Nanofocusing beyond the near-field diffraction limit via plasmonic Fano resonance

The past decade has witnessed a great deal of optical systems designed for exceeding the Abbe's diffraction limit. Unfortunately, a deep subwavelength spot is obtained at the price of extremely short focal length, which is indeed a near-field diffraction limit that could rarely go beyond in the nanofocusing device. One method to mitigate such a problem is to set up a rapid oscillatory electromagnetic field that converges at the prescribed focus. However, abrupt modulation of phase and amplitude within a small fraction of a wavelength seems to be the main obstacle in the visible regime, aggravated by loss and plasmonic features that come into function.
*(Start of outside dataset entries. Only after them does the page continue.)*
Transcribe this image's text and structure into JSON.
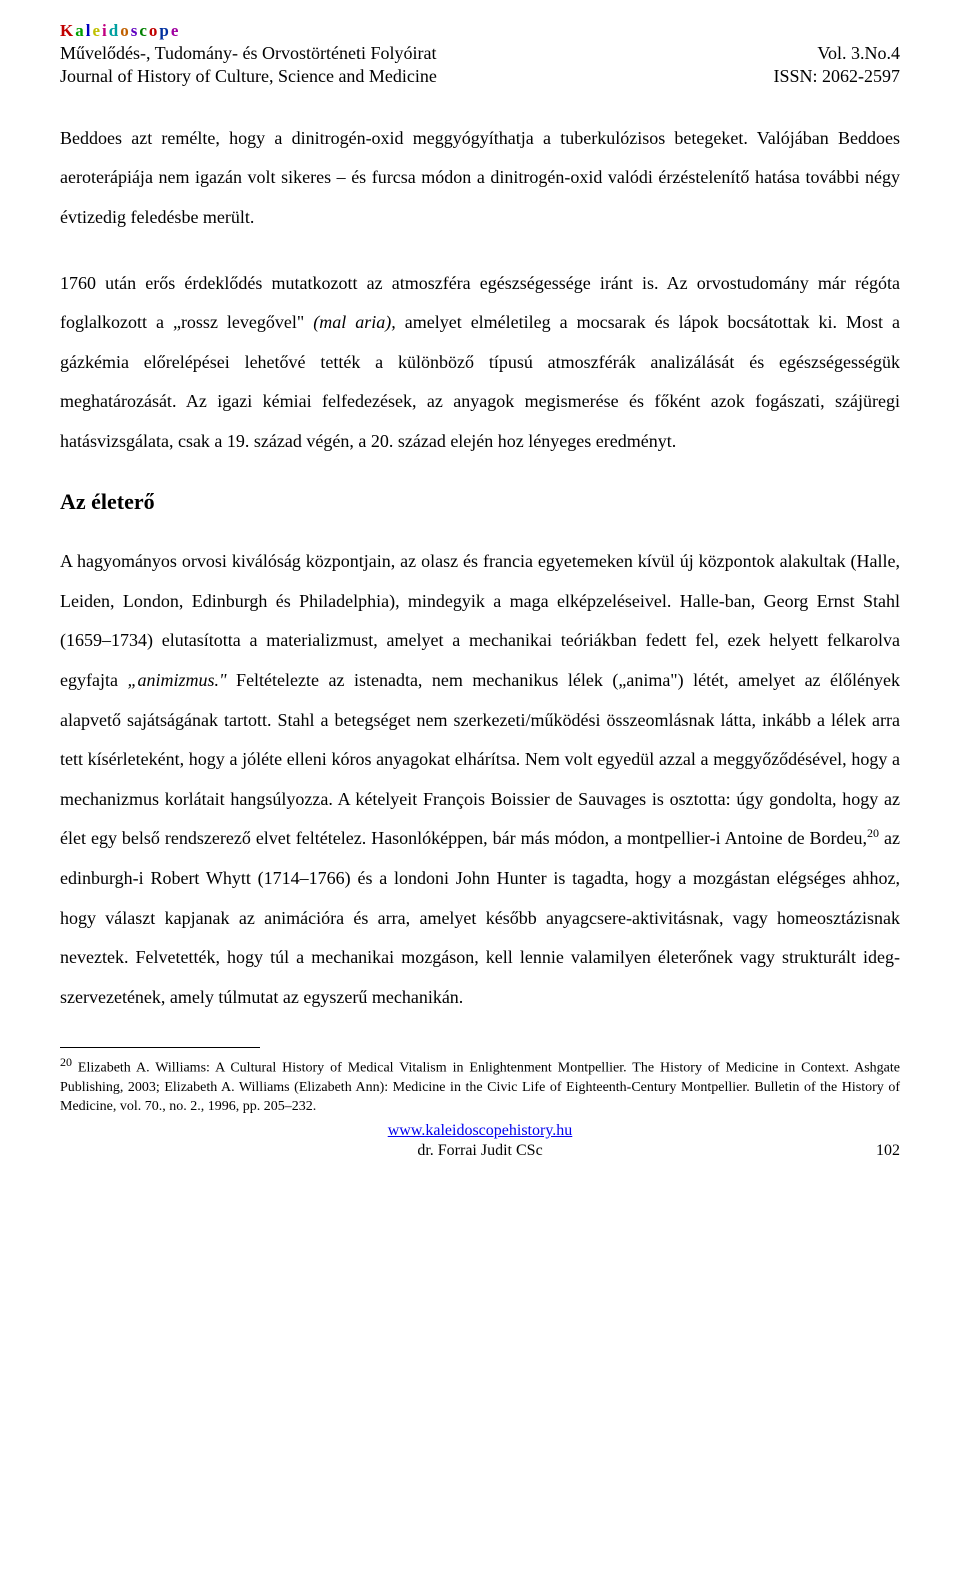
{
  "header": {
    "kaleidoscope_letters": [
      "K",
      "a",
      "l",
      "e",
      "i",
      "d",
      "o",
      "s",
      "c",
      "o",
      "p",
      "e"
    ],
    "hu_title": "Művelődés-, Tudomány- és Orvostörténeti Folyóirat",
    "en_title": "Journal of History of Culture, Science and Medicine",
    "vol": "Vol. 3.No.4",
    "issn_label": "ISSN:",
    "issn_value": "2062-2597"
  },
  "paragraphs": {
    "p1": "Beddoes azt remélte, hogy a dinitrogén-oxid meggyógyíthatja a tuberkulózisos betegeket. Valójában Beddoes aeroterápiája nem igazán volt sikeres – és furcsa módon a dinitrogén-oxid valódi érzéstelenítő hatása további négy évtizedig feledésbe merült.",
    "p2_a": "1760 után erős érdeklődés mutatkozott az atmoszféra egészségessége iránt is. Az orvostudomány már régóta foglalkozott a „rossz levegővel\" ",
    "p2_i": "(mal aria),",
    "p2_b": " amelyet elméletileg a mocsarak és lápok bocsátottak ki. Most a gázkémia előrelépései lehetővé tették a különböző típusú atmoszférák analizálását és egészségességük meghatározását. Az igazi kémiai felfedezések, az anyagok megismerése és főként azok fogászati, szájüregi hatásvizsgálata, csak a 19. század végén, a 20. század elején hoz lényeges eredményt."
  },
  "section_title": "Az életerő",
  "p3": {
    "a": "A hagyományos orvosi kiválóság központjain, az olasz és francia egyetemeken kívül új központok alakultak (Halle, Leiden, London, Edinburgh és Philadelphia), mindegyik a maga elképzeléseivel. Halle-ban, Georg Ernst Stahl (1659–1734) elutasította a materializmust, amelyet a mechanikai teóriákban fedett fel, ezek helyett felkarolva egyfajta ",
    "i1": "„animizmus.\"",
    "b": " Feltételezte az istenadta, nem mechanikus lélek („anima\") létét, amelyet az élőlények alapvető sajátságának tartott. Stahl a betegséget nem szerkezeti/működési összeomlásnak látta, inkább a lélek arra tett kísérleteként, hogy a jóléte elleni kóros anyagokat elhárítsa. Nem volt egyedül azzal a meggyőződésével, hogy a mechanizmus korlátait hangsúlyozza. A kételyeit François Boissier de Sauvages is osztotta: úgy gondolta, hogy az élet egy belső rendszerező elvet feltételez. Hasonlóképpen, bár más módon, a montpellier-i Antoine de Bordeu,",
    "c": " az edinburgh-i Robert Whytt (1714–1766) és a londoni John Hunter is tagadta, hogy a mozgástan elégséges ahhoz, hogy választ kapjanak az animációra és arra, amelyet később anyagcsere-aktivitásnak, vagy homeosztázisnak neveztek. Felvetették, hogy túl a mechanikai mozgáson, kell lennie valamilyen életerőnek vagy strukturált ideg-szervezetének, amely túlmutat az egyszerű mechanikán."
  },
  "footnote": {
    "num": "20",
    "text": " Elizabeth A. Williams: A Cultural History of Medical Vitalism in Enlightenment Montpellier. The History of Medicine in Context. Ashgate Publishing, 2003; Elizabeth A. Williams (Elizabeth Ann): Medicine in the Civic Life of Eighteenth-Century Montpellier. Bulletin of the History of Medicine, vol. 70., no. 2., 1996, pp. 205–232."
  },
  "footer": {
    "link": "www.kaleidoscopehistory.hu",
    "author": "dr. Forrai Judit CSc",
    "page": "102"
  }
}
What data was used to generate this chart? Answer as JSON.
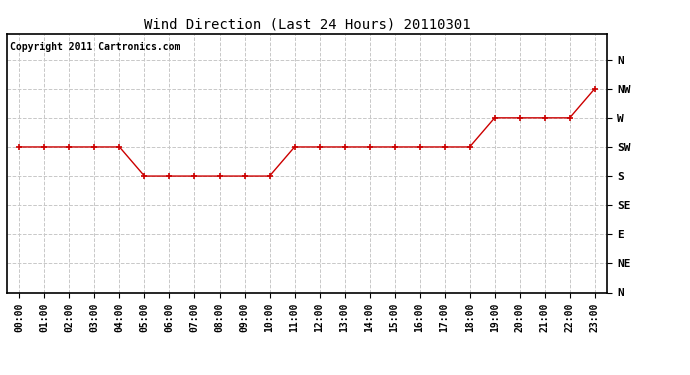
{
  "title": "Wind Direction (Last 24 Hours) 20110301",
  "copyright": "Copyright 2011 Cartronics.com",
  "background_color": "#ffffff",
  "plot_bg_color": "#ffffff",
  "line_color": "#cc0000",
  "marker_color": "#cc0000",
  "grid_color": "#c8c8c8",
  "hours": [
    0,
    1,
    2,
    3,
    4,
    5,
    6,
    7,
    8,
    9,
    10,
    11,
    12,
    13,
    14,
    15,
    16,
    17,
    18,
    19,
    20,
    21,
    22,
    23
  ],
  "wind_directions": [
    225,
    225,
    225,
    225,
    225,
    180,
    180,
    180,
    180,
    180,
    180,
    225,
    225,
    225,
    225,
    225,
    225,
    225,
    225,
    270,
    270,
    270,
    270,
    315
  ],
  "ytick_labels": [
    "N",
    "NW",
    "W",
    "SW",
    "S",
    "SE",
    "E",
    "NE",
    "N"
  ],
  "ytick_values": [
    360,
    315,
    270,
    225,
    180,
    135,
    90,
    45,
    0
  ],
  "title_fontsize": 10,
  "copyright_fontsize": 7,
  "tick_fontsize": 8,
  "xtick_fontsize": 7
}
In this paper, we propose a periodically repeated ring-disk complementary structure to break the near-field diffraction limit via plasmonic Fano resonance, originating from the interference between the complex hybrid plasmon resonance and the continuum of propagating waves through the silver film. This plasmonic Fano resonance introduces a pi phase jump in the adjacent channels and amplitude modulation to achieve radiationless electromagnetic interference. As a result, deep subwavelength spots as small as 0.0045 lambda(2) at 36 nm above the silver film have been numerically demonstrated. This plate holds promise for nanolithography, subdiffraction imaging and microscopy.